Ballsbridge has long been a target in the sights of property developers. Its leafy roads have always been prized for their relatively high values since they were first laid out by the Pembroke Estate and others in the 19th century. The area first came under attack in the 1960s for office blocks and hotels, and it was in the wake of this wave - which continued until the 1980s - that Dublin's planners adopted a more restrictive approach to preserve as much as possible of Ballsbridge and redirect development to areas that really needed urban renewal, notably the inner city. This policy benefited places that had been scarred by dereliction and redundancy.
Over the past two years, however, the planners changed tack and appeared to indicate that higher density - including high-rise - mixed-use schemes would be permitted right in the heart of Ballsbridge. Certainly, some developers such as Seán Dunne were under the impression that they would get some comfort from the planners after paying spectacular sums of money for property in the area - in Mr Dunne's case, up to €60 million per acre for the Jurys and Berkeley Court hotel sites. These transactions put pressure on Dublin City Council to produce a local area plan (LAP) for Ballsbridge, to provide a statutory framework for regulating the scale and type of development that would be permitted in the area. Drawn up by consultants Urban Initiatives, the LAP did exactly what it was meant to do - open up opportunities for higher density development on certain sites.

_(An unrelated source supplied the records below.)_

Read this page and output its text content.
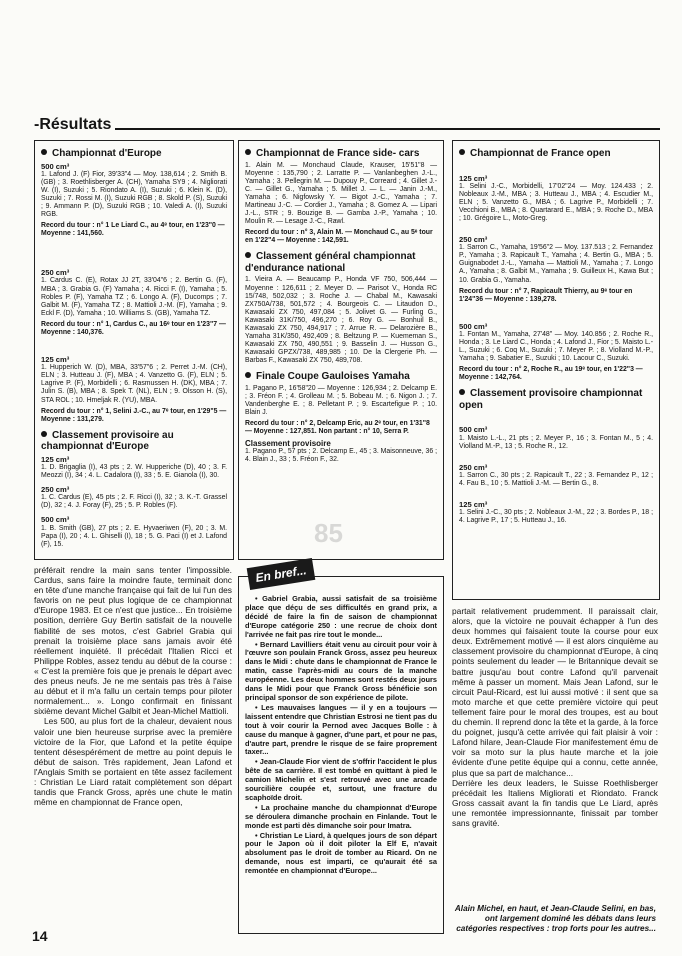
-Résultats
Championnat d'Europe
500 cm³
1. Lafond J. (F) Fior, 39'33"4 — Moy. 138,614 ; 2. Smith B. (GB) ; 3. Roethlisberger A. (CH), Yamaha SY9 ; 4. Nigliorati W. (I), Suzuki ; 5. Riondato A. (I), Suzuki ; 6. Klein K. (D), Suzuki ; 7. Rossi M. (I), Suzuki RGB ; 8. Skold P. (S), Suzuki ; 9. Ammann P. (D), Suzuki RGB ; 10. Valedi A. (I), Suzuki RGB.
Record du tour : n° 1 Le Liard C., au 4ᵉ tour, en 1'23"0 — Moyenne : 141,560.
250 cm³
1. Cardus C. (E), Rotax JJ 2T, 33'04"6 ; 2. Bertin G. (F), MBA ; 3. Grabia G. (F) Yamaha ; 4. Ricci F. (I), Yamaha ; 5. Robles P. (F), Yamaha TZ ; 6. Longo A. (F), Ducomps ; 7. Galbit M. (F), Yamaha TZ ; 8. Mattioli J.-M. (F), Yamaha ; 9. Eckl F. (D), Yamaha ; 10. Williams S. (GB), Yamaha TZ.
Record du tour : n° 1, Cardus C., au 16ᵉ tour en 1'23"7 — Moyenne : 140,376.
125 cm³
1. Hupperich W. (D), MBA, 33'57"6 ; 2. Perret J.-M. (CH), ELN ; 3. Hutteau J. (F), MBA ; 4. Vanzetto G. (F), ELN ; 5. Lagrive P. (F), Morbidelli ; 6. Rasmussen H. (DK), MBA ; 7. Julin S. (B), MBA ; 8. Spek T. (NL), ELN ; 9. Olsson H. (S), STA ROL ; 10. Hmeljak R. (YU), MBA.
Record du tour : n° 1, Selini J.-C., au 7ᵉ tour, en 1'29"5 — Moyenne : 131,279.
Classement provisoire au championnat d'Europe
125 cm³
1. D. Brigaglia (I), 43 pts ; 2. W. Hupperiche (D), 40 ; 3. F. Meozzi (I), 34 ; 4. L. Cadalora (I), 33 ; 5. E. Gianola (I), 30.
250 cm³
1. C. Cardus (E), 45 pts ; 2. F. Ricci (I), 32 ; 3. K.-T. Grassel (D), 32 ; 4. J. Foray (F), 25 ; 5. P. Robles (F).
500 cm³
1. B. Smith (GB), 27 pts ; 2. E. Hyvaeriwen (F), 20 ; 3. M. Papa (I), 20 ; 4. L. Ghiselli (I), 18 ; 5. G. Paci (I) et J. Lafond (F), 15.
Championnat de France side- cars
1. Alain M. — Monchaud Claude, Krauser, 15'51"8 — Moyenne : 135,790 ; 2. Larratte P. — Vanlanbeghen J.-L., Yamaha ; 3. Pellegrin M. — Dupouy P., Correard ; 4. Gillet J.-C. — Gillet G., Yamaha ; 5. Millet J. — L. — Janin J.-M., Yamaha ; 6. Nigfowsky Y. — Bigot J.-C., Yamaha ; 7. Martineau J.-C. — Cordier J., Yamaha ; 8. Gomez A. — Lipari J.-L., STR ; 9. Bouzige B. — Gamba J.-P., Yamaha ; 10. Moulin R. — Lesage J.-C., Rawl.
Record du tour : n° 3, Alain M. — Monchaud C., au 5ᵉ tour en 1'22"4 — Moyenne : 142,591.
Classement général championnat d'endurance national
1. Vieira A. — Beaucamp P., Honda VF 750, 506,444 — Moyenne : 126,611 ; 2. Meyer D. — Parisot V., Honda RC 15/748, 502,032 ; 3. Roche J. — Chabal M., Kawasaki ZX750A/738, 501,572 ; 4. Bourgeois C. — Litaudon D., Kawasaki ZX 750, 497,084 ; 5. Jolivet G. — Furling G., Kawasaki 31K/750, 496,270 ; 6. Roy G. — Bonhuil B., Kawasaki ZX 750, 494,917 ; 7. Arrue R. — Delarozière B., Yamaha 31K/350, 492,409 ; 8. Beltzung P. — Kuememan S., Kawasaki ZX 750, 490,551 ; 9. Basselin J. — Husson G., Kawasaki GPZX/738, 489,985 ; 10. De la Clergerie Ph. — Barbas F., Kawasaki ZX 750, 489,708.
Finale Coupe Gauloises Yamaha
1. Pagano P., 16'58"20 — Moyenne : 126,934 ; 2. Delcamp E. ; 3. Fréon F. ; 4. Grolleau M. ; 5. Bobeau M. ; 6. Nigon J. ; 7. Vandenberghe E. ; 8. Pelletant P. ; 9. Escartefigue P. ; 10. Blain J.
Record du tour : n° 2, Delcamp Eric, au 2ᵉ tour, en 1'31"8 — Moyenne : 127,851. Non partant : n° 10, Serra P.
Classement provisoire
1. Pagano P., 57 pts ; 2. Delcamp E., 45 ; 3. Maisonneuve, 36 ; 4. Blain J., 33 ; 5. Fréon F., 32.
85
Championnat de France open
125 cm³
1. Selini J.-C., Morbidelli, 17'02"24 — Moy. 124.433 ; 2. Nobleaux J.-M., MBA ; 3. Hutteau J., MBA ; 4. Escudier M., ELN ; 5. Vanzetto G., MBA ; 6. Lagrive P., Morbidelli ; 7. Vecchioni B., MBA ; 8. Quartarard E., MBA ; 9. Roche D., MBA ; 10. Grégoire L., Moto-Greg.
250 cm³
1. Sarron C., Yamaha, 19'56"2 — Moy. 137.513 ; 2. Fernandez P., Yamaha ; 3. Rapicault T., Yamaha ; 4. Bertin G., MBA ; 5. Guignabodet J.-L., Yamaha — Mattioli M., Yamaha ; 7. Longo A., Yamaha ; 8. Galbit M., Yamaha ; 9. Guilleux H., Kawa But ; 10. Grabia G., Yamaha.
Record du tour : n° 7, Rapicault Thierry, au 9ᵉ tour en 1'24"36 — Moyenne : 139,278.
500 cm³
1. Fontan M., Yamaha, 27'48" — Moy. 140.856 ; 2. Roche R., Honda ; 3. Le Liard C., Honda ; 4. Lafond J., Fior ; 5. Maisto L.-L., Suzuki ; 6. Coq M., Suzuki ; 7. Meyer P. ; 8. Violland M.-P., Yamaha ; 9. Sabatier E., Suzuki ; 10. Lacour C., Suzuki.
Record du tour : n° 2, Roche R., au 19ᵉ tour, en 1'22"3 — Moyenne : 142,764.
Classement provisoire championnat open
500 cm³
1. Maisto L.-L., 21 pts ; 2. Meyer P., 16 ; 3. Fontan M., 5 ; 4. Violland M.-P., 13 ; 5. Roche R., 12.
250 cm³
1. Sarron C., 30 pts ; 2. Rapicault T., 22 ; 3. Fernandez P., 12 ; 4. Fau B., 10 ; 5. Mattioli J.-M. — Bertin G., 8.
125 cm³
1. Selini J.-C., 30 pts ; 2. Nobleaux J.-M., 22 ; 3. Bordes P., 18 ; 4. Lagrive P., 17 ; 5. Hutteau J., 16.

préférait rendre la main sans tenter l'impossible. Cardus, sans faire la moindre faute, terminait donc en tête d'une manche française qui fait de lui l'un des favoris on ne peut plus logique de ce championnat d'Europe 1983. Et ce n'est que justice... En troisième position, derrière Guy Bertin satisfait de la nouvelle fiabilité de ses motos, c'est Gabriel Grabia qui prenait la troisième place sans jamais avoir été réellement inquiété. Il précédait l'Italien Ricci et Philippe Robles, assez tendu au début de la course : « C'est la première fois que je prenais le départ avec des pneus neufs. Je ne me sentais pas très à l'aise au début et il m'a fallu un certain temps pour piloter normalement... ». Longo confirmait en finissant sixième devant Michel Galbit et Jean-Michel Mattioli.

Les 500, au plus fort de la chaleur, devaient nous valoir une bien heureuse surprise avec la première victoire de la Fior, que Lafond et la petite équipe tentent désespérément de mettre au point depuis le début de saison. Très rapidement, Jean Lafond et l'Anglais Smith se portaient en tête assez facilement : Christian Le Liard ratait complètement son départ tandis que Franck Gross, après une chute le matin même en championnat de France open,

• Gabriel Grabia, aussi satisfait de sa troisième place que déçu de ses difficultés en grand prix, a décidé de faire la fin de saison de championnat d'Europe catégorie 250 : une recrue de choix dont l'arrivée ne fait pas rire tout le monde...

• Bernard Lavilliers était venu au circuit pour voir à l'œuvre son poulain Franck Gross, assez peu heureux dans le Midi : chute dans le championnat de France le matin, casse l'après-midi au cours de la manche européenne. Les deux hommes sont restés deux jours dans le Midi pour que Franck Gross bénéficie son principal sponsor de son expérience de pilote.

• Les mauvaises langues — il y en a toujours — laissent entendre que Christian Estrosi ne tient pas du tout à voir courir la Pernod avec Jacques Bolle : à cause du manque à gagner, d'une part, et pour ne pas, d'autre part, prendre le risque de se faire proprement taxer...

• Jean-Claude Fior vient de s'offrir l'accident le plus bête de sa carrière. Il est tombé en quittant à pied le camion Michelin et s'est retrouvé avec une arcade sourcilière coupée et, surtout, une fracture du scaphoïde droit.

• La prochaine manche du championnat d'Europe se déroulera dimanche prochain en Finlande. Tout le monde est parti dès dimanche soir pour Imatra.

• Christian Le Liard, à quelques jours de son départ pour le Japon où il doit piloter la Elf E, n'avait absolument pas le droit de tomber au Ricard. On ne demande, nous est imparti, ce qu'aurait été sa remontée en championnat d'Europe...

En bref...

partait relativement prudemment. Il paraissait clair, alors, que la victoire ne pouvait échapper à l'un des deux hommes qui faisaient toute la course pour eux deux. Extrêmement motivé — il est alors cinquième au classement provisoire du championnat d'Europe, à cinq points seulement du leader — le Britannique devait se battre jusqu'au bout contre Lafond qu'il parvenait même à passer un moment. Mais Jean Lafond, sur le circuit Paul-Ricard, est lui aussi motivé : il sent que sa moto marche et que cette première victoire qui peut tellement faire pour le moral des troupes, est au bout du chemin. Il reprend donc la tête et la garde, à la force du poignet, jusqu'à cette arrivée qui fait plaisir à voir : Lafond hilare, Jean-Claude Fior manifestement ému de voir sa moto sur la plus haute marche et la joie évidente d'une petite équipe qui a connu, cette année, plus que sa part de malchance...

Derrière les deux leaders, le Suisse Roethlisberger précédait les Italiens Migliorati et Riondato. Franck Gross cassait avant la fin tandis que Le Liard, après une remontée impressionnante, finissait par tomber sans gravité.

Alain Michel, en haut, et Jean-Claude Selini, en bas, ont largement dominé les débats dans leurs catégories respectives : trop forts pour les autres...
14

Local residents were aghast at what was proposed, claiming that it would destroy the essential qualities of Ballsbridge, and they put pressure on councillors to reject the plan. Although Dublin city manager John Tierney and senior officials backed its adoption, the city council threw it out last Monday by an overwhelming majority. It will be at least a year before the matter is revisited, which means that the investment decisions made by Mr Dunne and others such as Bernard McNamara, Ray Grehan, David Courtney and Gerry O'Reilly will take a long time to bear fruit.
And at a time of rising interest rates, the cost of holding expensively-purchased sites is bound to become more painful. But it is second nature to property developers to gamble on a prospect, and that is what they have done in Ballsbridge. And it is not a function of proper planning and sustainable development to change the rules to favour higher density mixed-use schemes on particular sites, however desirable they might be in principle, merely because high prices have been paid for them.